Publié le 15 Mai 2017

 

De l'obséquieux

à l'obscène flagornerie.

Quelle image corrompue

du métier de journaliste.

 

Journalisme

Pensée plus que forte pour cette génération de journalistes en particulier communistes qui usaient plus de l'étrille que de la brosse à reluire y compris devant les grands de ce monde qu'on nous représente en mission quasi divine.

Même le plus obséquieux des  Zitrone, le plus réac des Sallebert aurait rejeté un tel abaissement.

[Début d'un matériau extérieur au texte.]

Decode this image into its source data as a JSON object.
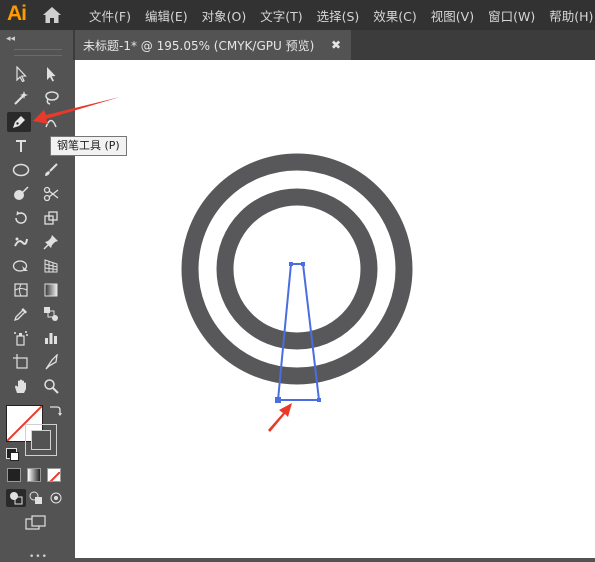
{
  "app": {
    "logo": "Ai"
  },
  "menu": {
    "items": [
      "文件(F)",
      "编辑(E)",
      "对象(O)",
      "文字(T)",
      "选择(S)",
      "效果(C)",
      "视图(V)",
      "窗口(W)",
      "帮助(H)"
    ]
  },
  "document_tab": {
    "title": "未标题-1* @ 195.05% (CMYK/GPU 预览)",
    "close": "✖"
  },
  "toolbar": {
    "collapse": "◂◂",
    "tooltip": "钢笔工具 (P)",
    "active_tool": "pen-tool",
    "fill_color": "#ffffff",
    "stroke_color": "#222222"
  },
  "artwork": {
    "ring_color": "#58585a",
    "path_color": "#4a6ee0",
    "arrow_color": "#e8392b"
  }
}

Canaille le Rouge a eu le sentiment de voir sur son écran des versions avariées d'un Michel Droit ou d'un Marcillac. C'est dire.

Combien doivent souffrir celles et ceux qui voulant faire passionnément et honnêtement leur métier voient la carpettophilie galopante des ronds de serviette des "dîners du  siècle" donner une telle image au pays de Renaudot ,Vallès, Londre Péri ou même d'Ormesson. 

Oui pensées émues pour ceux de l'Humanité d'alors qui ont accompagné Canaille le Rouge de 68 à 2002 dont, dit avec reconnaissance, cette galerie des Moreau, Andrieux, les Lambotte les Lachize, la grande Madeleine Riffaud ceux de leurs équipes et quelques uns dont les placardisés du service public pour cause de mauvais esprit.

Canaille le Rouge a toujours le contact avec certains, qu'il ne citera pas pour ne pas les gêner dans l'hommage qu'ici il leur rend.    

Si l'état d'une démocratie se mesure à la qualité du ton de ses journalistes les plus en vue, la France est vraiment bien malade.

Quand La Canaille rappelle que le capital est d'abord un rapport social, un rapport social d'exploitation, l'emprise et le verrouillage idéologique fait partie des mâchoires qui enserre les exploités. Nous venons d'en vivre une obscène démonstration.